Mollie Kathleen Gold Mine

9388 Highway 67, Cripple Creek, Colorado

In 1891 Mollie Gortner and her family moved to the Cripple Creek area of Colorado. Her son Perry, a surveyor had told Molly about a large herd of elk while surveying the Poverty Gulch area. Mollie headed up the gulch to see the herd. While taking a rest, being winded by the climb, she just happened to look down and saw something interesting in the rock below her. There was shininess to it, so she used a large rock and knocked a piece of it loose. To her surprise, what she found was a large chunk of gold in the quartz.  Mollie managed to hide the samples she had broken loose in her clothes, and made it down the mountain, past other prospectors along the way.

Mollie had become the first woman in the Gold Camp to find and lay claim to a strike in her name. In this day of age, it was very uncommon for any woman to have such a thing of value in her own name.

The Mollie Kathleen Gold Mine Tour has been open longer than any other gold mine in the nation. The earliest visitors traveled down the 1,000 foot mine shaft in an open or skip. You were guided by actual miners, by candlelight, and got to watch as actual miners extracted gold. Mollie found that the amount of town visitors was growing at a rate that interrupted the mining operations. She instituted a plan, and scheduled tours during the day, and the mining was operational at night.

Mollie Kathleen Gold Mine

flickr image by TheStegg

The gold mine continued in full operation until 1961. That was when the processing plant, the Carlton Mill, closed operations, and there was nowhere to have the ore processed.
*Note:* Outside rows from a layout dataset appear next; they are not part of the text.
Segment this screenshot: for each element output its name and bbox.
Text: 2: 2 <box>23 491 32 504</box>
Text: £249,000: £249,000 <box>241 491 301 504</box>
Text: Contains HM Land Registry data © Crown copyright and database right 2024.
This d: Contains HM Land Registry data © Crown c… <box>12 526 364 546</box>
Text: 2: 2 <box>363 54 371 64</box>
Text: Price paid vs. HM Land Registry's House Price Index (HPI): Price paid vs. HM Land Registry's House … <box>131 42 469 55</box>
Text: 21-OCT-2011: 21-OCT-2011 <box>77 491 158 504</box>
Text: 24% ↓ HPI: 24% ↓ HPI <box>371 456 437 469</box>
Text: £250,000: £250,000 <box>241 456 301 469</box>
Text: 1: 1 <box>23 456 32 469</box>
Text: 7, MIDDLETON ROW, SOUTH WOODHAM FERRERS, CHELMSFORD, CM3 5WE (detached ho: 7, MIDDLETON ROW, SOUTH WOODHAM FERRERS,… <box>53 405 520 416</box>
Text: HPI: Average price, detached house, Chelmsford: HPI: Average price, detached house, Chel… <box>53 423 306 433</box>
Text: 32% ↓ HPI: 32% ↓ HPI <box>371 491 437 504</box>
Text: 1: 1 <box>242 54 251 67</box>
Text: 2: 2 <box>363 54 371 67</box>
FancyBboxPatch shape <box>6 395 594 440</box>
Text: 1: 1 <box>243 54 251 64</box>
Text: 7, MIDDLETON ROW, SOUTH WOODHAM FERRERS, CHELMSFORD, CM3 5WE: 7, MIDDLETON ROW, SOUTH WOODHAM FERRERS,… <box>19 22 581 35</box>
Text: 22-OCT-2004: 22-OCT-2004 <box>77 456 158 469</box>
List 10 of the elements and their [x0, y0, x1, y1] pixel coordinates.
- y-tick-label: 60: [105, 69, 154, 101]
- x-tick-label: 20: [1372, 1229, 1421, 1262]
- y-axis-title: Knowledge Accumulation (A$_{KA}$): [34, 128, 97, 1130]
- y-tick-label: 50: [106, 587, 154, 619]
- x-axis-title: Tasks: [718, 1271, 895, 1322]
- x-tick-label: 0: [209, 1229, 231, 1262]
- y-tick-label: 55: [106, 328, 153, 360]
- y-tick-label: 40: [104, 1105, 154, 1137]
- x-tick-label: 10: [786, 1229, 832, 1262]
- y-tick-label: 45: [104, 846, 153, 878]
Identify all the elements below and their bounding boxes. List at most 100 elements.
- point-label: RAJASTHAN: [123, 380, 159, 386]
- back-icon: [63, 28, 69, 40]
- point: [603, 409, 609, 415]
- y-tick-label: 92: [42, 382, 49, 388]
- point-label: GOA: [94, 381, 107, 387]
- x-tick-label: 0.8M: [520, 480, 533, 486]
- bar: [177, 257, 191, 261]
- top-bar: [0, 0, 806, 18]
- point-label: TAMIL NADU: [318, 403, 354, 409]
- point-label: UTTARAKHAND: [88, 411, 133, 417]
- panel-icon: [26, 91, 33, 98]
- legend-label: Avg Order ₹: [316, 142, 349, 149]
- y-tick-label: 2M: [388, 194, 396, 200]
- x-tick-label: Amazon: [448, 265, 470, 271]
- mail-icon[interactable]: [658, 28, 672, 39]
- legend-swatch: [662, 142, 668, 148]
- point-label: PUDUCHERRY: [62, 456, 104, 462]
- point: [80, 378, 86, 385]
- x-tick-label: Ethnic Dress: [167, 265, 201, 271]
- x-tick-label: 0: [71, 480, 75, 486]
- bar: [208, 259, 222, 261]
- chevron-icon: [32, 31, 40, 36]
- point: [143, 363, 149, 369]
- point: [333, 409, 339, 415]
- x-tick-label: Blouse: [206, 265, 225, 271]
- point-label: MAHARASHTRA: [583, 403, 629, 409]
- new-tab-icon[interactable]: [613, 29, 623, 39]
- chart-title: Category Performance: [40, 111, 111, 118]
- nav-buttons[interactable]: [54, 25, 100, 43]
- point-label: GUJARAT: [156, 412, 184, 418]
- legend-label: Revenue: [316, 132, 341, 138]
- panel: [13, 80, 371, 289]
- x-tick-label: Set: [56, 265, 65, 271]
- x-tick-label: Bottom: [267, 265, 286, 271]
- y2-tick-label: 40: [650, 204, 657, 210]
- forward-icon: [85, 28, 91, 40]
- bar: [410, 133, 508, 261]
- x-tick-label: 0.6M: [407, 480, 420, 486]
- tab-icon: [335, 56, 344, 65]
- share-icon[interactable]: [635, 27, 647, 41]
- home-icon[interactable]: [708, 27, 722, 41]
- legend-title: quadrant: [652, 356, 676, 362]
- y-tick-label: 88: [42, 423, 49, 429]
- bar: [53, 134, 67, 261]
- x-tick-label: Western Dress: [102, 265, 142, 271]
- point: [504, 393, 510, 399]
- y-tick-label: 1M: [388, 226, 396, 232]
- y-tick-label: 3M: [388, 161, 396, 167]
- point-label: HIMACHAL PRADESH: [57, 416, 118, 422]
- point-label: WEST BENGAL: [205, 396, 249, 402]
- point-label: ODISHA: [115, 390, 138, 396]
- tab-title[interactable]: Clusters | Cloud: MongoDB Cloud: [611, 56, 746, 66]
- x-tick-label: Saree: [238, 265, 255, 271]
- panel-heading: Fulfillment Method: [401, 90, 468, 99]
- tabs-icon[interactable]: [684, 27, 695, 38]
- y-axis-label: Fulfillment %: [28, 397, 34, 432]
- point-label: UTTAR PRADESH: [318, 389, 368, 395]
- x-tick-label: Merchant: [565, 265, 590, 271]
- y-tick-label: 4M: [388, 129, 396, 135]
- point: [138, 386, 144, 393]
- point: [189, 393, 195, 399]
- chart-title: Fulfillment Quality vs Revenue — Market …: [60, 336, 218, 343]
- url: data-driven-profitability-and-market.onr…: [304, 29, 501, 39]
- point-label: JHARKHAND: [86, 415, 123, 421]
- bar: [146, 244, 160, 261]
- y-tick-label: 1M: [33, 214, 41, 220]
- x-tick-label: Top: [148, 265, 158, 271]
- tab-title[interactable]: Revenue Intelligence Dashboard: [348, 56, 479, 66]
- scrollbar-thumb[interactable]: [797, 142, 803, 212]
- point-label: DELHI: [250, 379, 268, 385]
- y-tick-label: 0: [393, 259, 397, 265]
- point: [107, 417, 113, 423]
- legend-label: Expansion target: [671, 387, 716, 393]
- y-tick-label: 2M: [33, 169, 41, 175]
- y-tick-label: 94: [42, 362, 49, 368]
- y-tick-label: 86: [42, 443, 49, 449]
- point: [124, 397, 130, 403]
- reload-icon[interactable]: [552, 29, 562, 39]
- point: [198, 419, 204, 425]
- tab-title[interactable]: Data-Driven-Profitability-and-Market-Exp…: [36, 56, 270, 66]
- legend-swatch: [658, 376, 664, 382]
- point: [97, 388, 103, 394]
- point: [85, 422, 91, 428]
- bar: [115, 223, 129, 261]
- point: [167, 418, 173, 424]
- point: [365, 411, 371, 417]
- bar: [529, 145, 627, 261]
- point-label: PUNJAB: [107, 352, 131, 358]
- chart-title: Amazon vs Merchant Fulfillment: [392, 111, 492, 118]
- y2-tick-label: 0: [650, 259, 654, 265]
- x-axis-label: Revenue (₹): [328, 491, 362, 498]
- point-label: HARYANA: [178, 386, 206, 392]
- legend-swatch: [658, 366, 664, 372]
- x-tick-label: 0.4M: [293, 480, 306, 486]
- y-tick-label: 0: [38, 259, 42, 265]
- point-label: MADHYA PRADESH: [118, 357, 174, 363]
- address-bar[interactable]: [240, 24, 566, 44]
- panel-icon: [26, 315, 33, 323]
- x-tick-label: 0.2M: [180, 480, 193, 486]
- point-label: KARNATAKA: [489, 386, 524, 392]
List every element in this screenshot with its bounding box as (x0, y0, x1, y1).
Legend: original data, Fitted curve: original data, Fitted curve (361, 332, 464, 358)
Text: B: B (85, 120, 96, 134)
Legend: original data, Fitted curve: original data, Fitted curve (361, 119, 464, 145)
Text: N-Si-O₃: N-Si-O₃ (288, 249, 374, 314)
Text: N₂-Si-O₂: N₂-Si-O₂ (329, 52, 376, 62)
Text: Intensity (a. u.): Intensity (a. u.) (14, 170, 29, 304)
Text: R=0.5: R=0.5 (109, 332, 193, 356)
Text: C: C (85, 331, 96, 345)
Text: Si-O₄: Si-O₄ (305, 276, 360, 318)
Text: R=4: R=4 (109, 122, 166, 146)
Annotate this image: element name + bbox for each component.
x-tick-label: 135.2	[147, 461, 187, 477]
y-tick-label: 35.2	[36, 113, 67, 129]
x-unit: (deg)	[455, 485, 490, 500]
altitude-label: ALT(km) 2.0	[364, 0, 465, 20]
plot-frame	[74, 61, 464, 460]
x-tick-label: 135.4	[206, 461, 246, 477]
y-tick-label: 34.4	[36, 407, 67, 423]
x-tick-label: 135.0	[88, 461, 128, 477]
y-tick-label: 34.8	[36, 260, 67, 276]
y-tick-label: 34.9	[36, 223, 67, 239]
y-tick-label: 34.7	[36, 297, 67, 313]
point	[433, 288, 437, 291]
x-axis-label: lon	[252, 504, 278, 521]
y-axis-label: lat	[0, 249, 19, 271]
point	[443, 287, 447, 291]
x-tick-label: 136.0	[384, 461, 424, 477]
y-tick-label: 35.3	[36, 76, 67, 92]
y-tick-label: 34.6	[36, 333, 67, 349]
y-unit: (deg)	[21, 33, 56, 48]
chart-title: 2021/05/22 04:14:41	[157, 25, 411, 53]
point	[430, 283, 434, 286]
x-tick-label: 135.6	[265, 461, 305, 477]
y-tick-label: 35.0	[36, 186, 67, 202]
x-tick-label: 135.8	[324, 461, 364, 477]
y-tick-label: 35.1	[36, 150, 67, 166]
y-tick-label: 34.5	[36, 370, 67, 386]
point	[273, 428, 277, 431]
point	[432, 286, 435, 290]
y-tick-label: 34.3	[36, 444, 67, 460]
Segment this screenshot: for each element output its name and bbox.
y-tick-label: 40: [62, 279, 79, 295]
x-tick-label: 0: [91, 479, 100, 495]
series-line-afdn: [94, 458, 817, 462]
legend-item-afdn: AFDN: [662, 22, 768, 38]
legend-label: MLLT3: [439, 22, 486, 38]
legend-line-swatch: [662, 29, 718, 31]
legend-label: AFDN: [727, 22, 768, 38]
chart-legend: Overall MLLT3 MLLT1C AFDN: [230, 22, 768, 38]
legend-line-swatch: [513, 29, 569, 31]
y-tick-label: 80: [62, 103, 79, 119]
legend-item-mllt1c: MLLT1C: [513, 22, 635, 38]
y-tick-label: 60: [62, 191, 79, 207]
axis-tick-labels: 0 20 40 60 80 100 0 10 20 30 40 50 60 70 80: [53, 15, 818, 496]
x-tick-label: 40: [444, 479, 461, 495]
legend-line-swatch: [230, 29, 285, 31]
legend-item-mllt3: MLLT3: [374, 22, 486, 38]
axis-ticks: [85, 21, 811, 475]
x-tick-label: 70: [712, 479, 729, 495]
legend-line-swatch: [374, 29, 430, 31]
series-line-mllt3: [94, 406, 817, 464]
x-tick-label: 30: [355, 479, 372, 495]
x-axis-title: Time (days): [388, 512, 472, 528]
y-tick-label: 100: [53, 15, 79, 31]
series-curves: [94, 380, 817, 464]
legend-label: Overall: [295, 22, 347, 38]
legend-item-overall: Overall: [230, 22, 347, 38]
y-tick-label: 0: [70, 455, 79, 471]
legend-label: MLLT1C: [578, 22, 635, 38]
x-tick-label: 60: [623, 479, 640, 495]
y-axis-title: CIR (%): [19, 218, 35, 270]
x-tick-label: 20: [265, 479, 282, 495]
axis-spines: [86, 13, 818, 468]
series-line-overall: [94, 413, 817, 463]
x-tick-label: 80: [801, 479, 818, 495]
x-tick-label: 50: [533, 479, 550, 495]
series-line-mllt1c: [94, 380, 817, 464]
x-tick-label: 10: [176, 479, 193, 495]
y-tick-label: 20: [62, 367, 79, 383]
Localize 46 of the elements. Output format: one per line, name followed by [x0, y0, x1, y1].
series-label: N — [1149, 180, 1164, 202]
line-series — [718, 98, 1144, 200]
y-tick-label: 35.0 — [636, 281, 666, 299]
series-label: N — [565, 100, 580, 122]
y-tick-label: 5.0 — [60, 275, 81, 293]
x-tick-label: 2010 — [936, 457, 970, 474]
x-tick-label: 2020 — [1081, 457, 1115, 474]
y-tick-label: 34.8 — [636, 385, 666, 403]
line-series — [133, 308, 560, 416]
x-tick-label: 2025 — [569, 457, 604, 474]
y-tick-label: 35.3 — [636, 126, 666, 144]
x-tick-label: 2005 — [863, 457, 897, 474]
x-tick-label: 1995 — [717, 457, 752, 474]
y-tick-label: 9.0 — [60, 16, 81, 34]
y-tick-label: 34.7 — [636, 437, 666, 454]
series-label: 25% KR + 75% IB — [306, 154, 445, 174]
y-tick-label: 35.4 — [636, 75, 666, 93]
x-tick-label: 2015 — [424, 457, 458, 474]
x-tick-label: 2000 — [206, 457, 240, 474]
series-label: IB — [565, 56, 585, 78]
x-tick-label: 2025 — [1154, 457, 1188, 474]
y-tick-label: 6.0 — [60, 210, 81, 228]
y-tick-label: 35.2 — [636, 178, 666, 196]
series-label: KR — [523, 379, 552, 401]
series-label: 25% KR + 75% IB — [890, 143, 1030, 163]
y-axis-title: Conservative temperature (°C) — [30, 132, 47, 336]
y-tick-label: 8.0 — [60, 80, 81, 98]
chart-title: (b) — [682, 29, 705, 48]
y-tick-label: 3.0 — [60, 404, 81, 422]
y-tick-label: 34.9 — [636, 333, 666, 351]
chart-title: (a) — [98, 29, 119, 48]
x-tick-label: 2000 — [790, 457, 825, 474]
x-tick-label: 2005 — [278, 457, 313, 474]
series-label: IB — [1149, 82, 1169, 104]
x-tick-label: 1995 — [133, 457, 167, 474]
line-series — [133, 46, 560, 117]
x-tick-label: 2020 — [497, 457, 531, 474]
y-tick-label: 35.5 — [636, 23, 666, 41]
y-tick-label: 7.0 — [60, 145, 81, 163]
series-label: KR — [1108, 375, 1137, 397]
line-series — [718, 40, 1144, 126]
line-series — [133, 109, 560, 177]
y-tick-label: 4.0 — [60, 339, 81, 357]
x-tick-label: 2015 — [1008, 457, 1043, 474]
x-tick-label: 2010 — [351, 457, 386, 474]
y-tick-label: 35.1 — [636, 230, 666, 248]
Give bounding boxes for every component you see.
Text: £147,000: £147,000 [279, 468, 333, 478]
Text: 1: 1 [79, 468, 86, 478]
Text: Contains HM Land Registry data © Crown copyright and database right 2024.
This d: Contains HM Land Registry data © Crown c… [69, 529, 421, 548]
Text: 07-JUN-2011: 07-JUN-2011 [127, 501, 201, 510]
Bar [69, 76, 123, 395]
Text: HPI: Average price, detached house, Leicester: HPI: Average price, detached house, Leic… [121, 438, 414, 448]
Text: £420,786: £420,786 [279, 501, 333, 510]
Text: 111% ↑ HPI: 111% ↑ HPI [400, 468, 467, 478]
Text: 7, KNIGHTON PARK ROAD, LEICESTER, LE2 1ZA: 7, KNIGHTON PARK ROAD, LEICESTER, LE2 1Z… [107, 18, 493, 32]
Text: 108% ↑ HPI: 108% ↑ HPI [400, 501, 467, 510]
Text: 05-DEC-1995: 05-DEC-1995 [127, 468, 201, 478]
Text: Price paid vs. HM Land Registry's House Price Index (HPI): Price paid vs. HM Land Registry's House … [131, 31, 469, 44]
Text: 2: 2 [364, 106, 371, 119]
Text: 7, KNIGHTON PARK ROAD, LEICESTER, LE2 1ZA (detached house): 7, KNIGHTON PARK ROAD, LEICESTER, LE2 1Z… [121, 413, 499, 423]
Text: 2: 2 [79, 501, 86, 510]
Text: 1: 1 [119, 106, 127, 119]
Mollie decided that the Mine Tours were doing well, and at that point, bringing enough monies to keep the mine in repair, and safe enough to continue tours. She decided that if someday the processing plant were to re-open, they would be ready to bring up more ere. During the “down time”, the mine facility was upgraded to some modern equipment. Expansion of a second level to the tour, created enough room to eliminate the usual congestion of visitors. New displays and such we also added for visitors, and the underground tour was now a full 30 minutes long.

In 1951, the Last Tram-Air-Locomotive was built for Mollie’s mine. This has been re-conditioned, and is now in use as an underground train for visitors. Also, a special underground vault was built, and contains a large mineral display of gold ore for visitors.

Continued development and expansions of the mine have made it so the one hour tour of the Mollie Kathleen Gold Mine now covers almost five

times the original distance of earlier tours.